Bosses are using tougher performance reviews to cut workforce without layoffs because employees aren’t quitting


In the period from January to November, companies have announced plans to eliminate close to 700,000 jobs, marking a 115% increase from the same time frame last year. These layoffs, particularly affecting white-collar positions, have contributed to a tight job market, leading to a decline in employee turnover rates. Employers are conscious of the ramifications of widespread layoffs, such as loss of expertise, increased anxiety among remaining staff, and immediate financial costs. Nonetheless, some companies are leveraging performance appraisals to distinguish high-performing employees from underperforming ones, aiding in strategic resource allocation.

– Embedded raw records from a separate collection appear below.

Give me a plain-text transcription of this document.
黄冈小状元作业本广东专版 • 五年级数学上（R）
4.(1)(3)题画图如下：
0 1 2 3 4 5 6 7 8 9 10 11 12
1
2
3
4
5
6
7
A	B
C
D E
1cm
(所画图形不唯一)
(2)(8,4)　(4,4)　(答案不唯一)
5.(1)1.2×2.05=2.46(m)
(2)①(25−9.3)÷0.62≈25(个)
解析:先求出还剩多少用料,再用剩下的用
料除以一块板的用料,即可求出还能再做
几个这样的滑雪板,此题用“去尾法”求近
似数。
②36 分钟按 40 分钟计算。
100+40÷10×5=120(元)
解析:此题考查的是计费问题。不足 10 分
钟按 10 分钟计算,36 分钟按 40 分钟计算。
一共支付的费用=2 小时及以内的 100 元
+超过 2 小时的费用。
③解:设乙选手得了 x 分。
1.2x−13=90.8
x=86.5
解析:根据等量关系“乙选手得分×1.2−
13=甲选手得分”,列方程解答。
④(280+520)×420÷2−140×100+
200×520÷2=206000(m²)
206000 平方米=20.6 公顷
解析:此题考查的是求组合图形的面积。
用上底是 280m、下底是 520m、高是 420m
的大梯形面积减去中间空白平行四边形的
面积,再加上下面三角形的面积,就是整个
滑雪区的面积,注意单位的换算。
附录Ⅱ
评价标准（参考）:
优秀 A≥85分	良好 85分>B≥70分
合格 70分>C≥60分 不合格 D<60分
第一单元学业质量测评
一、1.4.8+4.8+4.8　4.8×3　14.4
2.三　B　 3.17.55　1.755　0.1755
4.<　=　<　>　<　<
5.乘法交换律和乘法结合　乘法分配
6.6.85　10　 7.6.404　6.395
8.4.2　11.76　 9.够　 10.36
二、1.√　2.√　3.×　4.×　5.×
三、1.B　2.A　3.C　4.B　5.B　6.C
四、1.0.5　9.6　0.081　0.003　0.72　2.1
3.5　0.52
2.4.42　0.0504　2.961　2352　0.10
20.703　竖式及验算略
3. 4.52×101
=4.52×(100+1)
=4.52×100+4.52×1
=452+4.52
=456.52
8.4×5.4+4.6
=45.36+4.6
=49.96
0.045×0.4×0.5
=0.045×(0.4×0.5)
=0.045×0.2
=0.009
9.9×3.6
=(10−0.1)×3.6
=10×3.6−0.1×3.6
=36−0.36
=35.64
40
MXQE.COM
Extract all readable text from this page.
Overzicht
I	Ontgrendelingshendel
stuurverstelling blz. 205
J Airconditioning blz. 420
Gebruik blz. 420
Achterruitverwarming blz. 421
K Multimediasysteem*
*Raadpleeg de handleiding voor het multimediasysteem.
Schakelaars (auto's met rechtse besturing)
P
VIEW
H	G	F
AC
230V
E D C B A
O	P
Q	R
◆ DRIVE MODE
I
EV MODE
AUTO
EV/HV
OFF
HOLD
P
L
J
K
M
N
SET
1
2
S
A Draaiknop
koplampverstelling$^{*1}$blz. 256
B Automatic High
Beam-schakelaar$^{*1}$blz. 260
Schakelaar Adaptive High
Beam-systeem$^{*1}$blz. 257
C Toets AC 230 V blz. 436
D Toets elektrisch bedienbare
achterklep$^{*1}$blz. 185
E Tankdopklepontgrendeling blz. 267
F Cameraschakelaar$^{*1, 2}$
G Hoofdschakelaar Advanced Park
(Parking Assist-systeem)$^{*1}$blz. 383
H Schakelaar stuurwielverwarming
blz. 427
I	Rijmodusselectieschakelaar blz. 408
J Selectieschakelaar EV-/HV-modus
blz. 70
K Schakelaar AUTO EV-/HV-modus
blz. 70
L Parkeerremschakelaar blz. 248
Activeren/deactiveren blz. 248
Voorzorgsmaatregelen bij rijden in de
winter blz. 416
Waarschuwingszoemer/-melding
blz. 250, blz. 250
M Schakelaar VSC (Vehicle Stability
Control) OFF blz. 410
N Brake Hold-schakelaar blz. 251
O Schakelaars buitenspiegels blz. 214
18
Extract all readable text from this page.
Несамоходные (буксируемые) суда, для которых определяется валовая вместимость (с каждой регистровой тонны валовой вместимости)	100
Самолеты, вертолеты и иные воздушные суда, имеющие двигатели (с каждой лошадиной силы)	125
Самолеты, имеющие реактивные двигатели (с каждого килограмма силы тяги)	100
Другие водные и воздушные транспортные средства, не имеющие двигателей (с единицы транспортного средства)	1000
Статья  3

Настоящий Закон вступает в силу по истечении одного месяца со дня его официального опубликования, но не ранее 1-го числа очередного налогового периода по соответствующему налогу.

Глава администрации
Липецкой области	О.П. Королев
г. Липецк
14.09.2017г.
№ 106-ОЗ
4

Thomson Reuters' chief people officer, Mary-Alice Vuicic, highlights the positive aspect of healthy attrition, stating that when employees depart, it provides an opportunity to bring in new talent with fresh skills or promote existing employees. Despite a consistent quit rate of 2.3% for several months, job openings in October decreased to 8.7 million from 9.6 million in September, indicating a reduction in available positions as employees are less inclined to quit voluntarily.

During the fourth quarter, cost-cutting measures typically impact headcount or employee benefits, according to Stephan Scholl, CEO of a benefits and human resource services provider. He notes a shift in focus from retaining talent earlier in the year to reducing costs as corporate executives face the challenge of achieving more with fewer resources.

While some companies like Spotify and Citigroup have announced significant job cuts, experts like Tom McMullen from Korn Ferry suggest that mass layoffs should be a last-resort measure for companies facing severe challenges. Instead, organizations are increasingly focusing on identifying underperforming employees through systematic performance reviews and offering them performance improvement plans, as suggested by Michael Schrage, a research fellow at the MIT Sloan School of Management's initiative on the digital economy.

However, McMullen notes that using performance reviews to trim talent may not yield quick cost reduction, as employees on performance improvement plans require time to meet expectations. This approach may lead some employees to improve while others may continue to underperform despite the company's investment in their development.

Some companies, like Block under the leadership of CEO Jack Dorsey, have opted for continuous evaluations and feedback throughout the year, eliminating annual reviews and improvement plans to enable quick identification and dismissal of employees not meeting expectations. Similarly, Google had strengthened its performance review system and identified 6% of its employees as low performers, eventually leading to the reduction of approximately 12,000 jobs.

Scholl emphasizes the current push-pull tension between employees holding onto their jobs and employers seeking efficiencies amid low unemployment and the impact of the great resignation. This situation has increased the pressure on leaders to prioritize the retention of top performers.

In summary, the current employment landscape has prompted companies to carefully evaluate performance to optimize their workforce and navigate the ongoing challenges in the job market.